A summary of the process throughout the study is presented as a flowchart on .
Table 4. Flowchart of methodology throughout the study.
Results
After the CPP protocol, three animals from US group and one animal from physiologic saline group died during anaesthesia.
For CPP, time spent in seconds (s) by rats in preliminary test stage within the white compartment and the black compartment is presented in , and the time spent by physiologic saline and morphine groups within the white compartment during preliminary test and place preference test is presented in . In , LIFU was shown to affect the place preference of rats which have developed CPP to morphine and are continuing to morphine conditioning.
Figure 5. Time spent by rats in preliminary test stage within white compartment and black compartment.
Figure 6. Time spent in white compartment by physiologic saline and morphine groups during preliminary test and place preference test.
Figure 7. LIFU effect on the place preference of rats.
Results of statistical analyses
Upon comparing the time in seconds spent by all rats in the white and black compartments in preliminary test stage, time spent in the black compartment was significantly higher than time spent in the white compartment (). Thus, the experiment procedure was prepared to suit biased design.

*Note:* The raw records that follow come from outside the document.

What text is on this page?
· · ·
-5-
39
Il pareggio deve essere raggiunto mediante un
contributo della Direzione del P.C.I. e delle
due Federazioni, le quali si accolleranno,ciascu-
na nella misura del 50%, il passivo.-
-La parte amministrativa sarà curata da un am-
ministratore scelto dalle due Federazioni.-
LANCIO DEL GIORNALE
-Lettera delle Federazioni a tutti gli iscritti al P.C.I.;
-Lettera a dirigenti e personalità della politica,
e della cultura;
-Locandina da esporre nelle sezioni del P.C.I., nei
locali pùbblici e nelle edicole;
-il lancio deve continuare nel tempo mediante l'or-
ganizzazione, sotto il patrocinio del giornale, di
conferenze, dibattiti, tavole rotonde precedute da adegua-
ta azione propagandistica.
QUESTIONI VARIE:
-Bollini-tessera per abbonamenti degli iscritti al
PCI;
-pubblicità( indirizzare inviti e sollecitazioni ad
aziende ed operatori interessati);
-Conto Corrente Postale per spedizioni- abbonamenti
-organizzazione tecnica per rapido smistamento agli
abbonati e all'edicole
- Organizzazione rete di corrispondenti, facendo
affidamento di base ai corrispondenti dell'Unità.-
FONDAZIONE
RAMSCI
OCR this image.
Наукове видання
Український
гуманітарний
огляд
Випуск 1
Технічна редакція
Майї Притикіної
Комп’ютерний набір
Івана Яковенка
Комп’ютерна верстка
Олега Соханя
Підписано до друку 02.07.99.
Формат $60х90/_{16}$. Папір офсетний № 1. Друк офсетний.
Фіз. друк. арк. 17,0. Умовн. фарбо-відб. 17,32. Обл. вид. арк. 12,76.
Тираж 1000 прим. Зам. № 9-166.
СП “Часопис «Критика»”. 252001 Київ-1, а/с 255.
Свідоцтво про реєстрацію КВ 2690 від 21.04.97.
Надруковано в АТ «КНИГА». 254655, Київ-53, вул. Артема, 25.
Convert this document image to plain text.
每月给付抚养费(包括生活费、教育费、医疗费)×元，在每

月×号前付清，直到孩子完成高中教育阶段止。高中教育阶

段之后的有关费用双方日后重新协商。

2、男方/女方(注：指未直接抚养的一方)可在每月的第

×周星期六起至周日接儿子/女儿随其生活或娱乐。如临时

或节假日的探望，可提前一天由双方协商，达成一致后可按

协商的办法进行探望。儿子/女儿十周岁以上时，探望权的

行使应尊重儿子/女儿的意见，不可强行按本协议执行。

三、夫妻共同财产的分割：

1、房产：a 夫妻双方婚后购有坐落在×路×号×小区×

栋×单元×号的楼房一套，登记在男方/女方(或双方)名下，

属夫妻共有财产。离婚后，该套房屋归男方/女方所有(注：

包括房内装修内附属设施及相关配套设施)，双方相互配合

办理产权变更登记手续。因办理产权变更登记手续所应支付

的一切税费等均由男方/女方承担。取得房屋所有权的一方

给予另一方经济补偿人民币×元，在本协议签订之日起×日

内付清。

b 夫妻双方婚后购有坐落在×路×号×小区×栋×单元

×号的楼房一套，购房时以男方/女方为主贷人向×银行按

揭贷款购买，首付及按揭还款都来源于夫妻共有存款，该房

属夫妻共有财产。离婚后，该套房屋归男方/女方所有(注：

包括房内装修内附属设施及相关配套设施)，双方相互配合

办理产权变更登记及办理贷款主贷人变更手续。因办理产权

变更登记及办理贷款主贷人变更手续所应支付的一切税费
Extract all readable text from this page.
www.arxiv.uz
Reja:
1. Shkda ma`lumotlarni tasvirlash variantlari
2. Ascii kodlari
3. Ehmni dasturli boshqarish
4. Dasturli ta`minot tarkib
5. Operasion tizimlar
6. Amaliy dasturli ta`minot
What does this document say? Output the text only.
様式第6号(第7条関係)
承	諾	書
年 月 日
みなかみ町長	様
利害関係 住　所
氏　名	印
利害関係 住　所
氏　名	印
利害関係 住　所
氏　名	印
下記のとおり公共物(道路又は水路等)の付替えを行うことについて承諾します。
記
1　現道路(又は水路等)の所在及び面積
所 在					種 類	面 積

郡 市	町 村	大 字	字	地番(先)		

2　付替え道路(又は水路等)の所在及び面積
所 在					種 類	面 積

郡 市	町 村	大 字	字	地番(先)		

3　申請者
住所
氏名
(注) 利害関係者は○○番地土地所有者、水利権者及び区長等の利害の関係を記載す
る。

In preliminary test stage, no significant difference was determined upon comparing time spent in the white compartment by rats in saline [33,4 (3,4 −114,4) s] and morphine [37,2 (0–188,8) s] groups (p > .05). In place preference test stage, upon comparing time spent by groups in the white compartment, time spent by morphine group [159,7 (0,0–754,9) s] was significantly higher than the time spent by saline group [43,7 (0,3–176,3) s] (p < .05). Furthermore, time spent by morphine group within the white compartment in place preference test [159,7 (0,0–754,9) s] was significantly higher than the time spent within the white compartment in preliminary test [37,2 (0–188,8) s] (p < .01). Upon comparing the place preference test time and the preliminary test time of both groups with regard to time spent in the white compartment, time difference of morphine group [93,7 (−86,0–733,1) s] was significantly higher than time difference of saline group [1,9 ± (−45,2–148,0) s] (p < .01) ( and ).
Table 5. Comparison of saline and morphine groups with regard to time spent in white compartment and time difference.
Table 6. Comparison of saline and morphine groups with regard to time spent in white compartment in preliminary and place preference tests.
Statistical analysis has shown a serious increase in the white compartment preference of rats in sham group who are continuing morphine administration. Expected decrease could not be shown for the white compartment preference of rats in US group, however, no significant increase was observed in the white compartment preference either.
US group [165,8 (35,5–754,9) s] spent significantly more time in the white compartment compared to the saline group [43,7 (0,0–176,3) s] in place preference test stage (p < .05). There was no significant difference between time spent by sham [158,6 (0,0–687,4) s] and US [165,8 (35,5–754,9) s] groups within the white compartment in place preference test (p > .05).
In post-stimulation measurements, sham group [719,0 (41,1–828,6) s] spent significantly more time in the white compartment compared to saline group [96,3 (0,0–348,7) s] (p < .05) and no significant difference was determined between US group [450,6 (12,0–839,5) s] and saline group [96,3 (0,0–348,7) s] and between US group [450,6 (12,0–839,5) s] and sham group [719,0 (41,1–828,6) s] with regard to time spent in the white compartment.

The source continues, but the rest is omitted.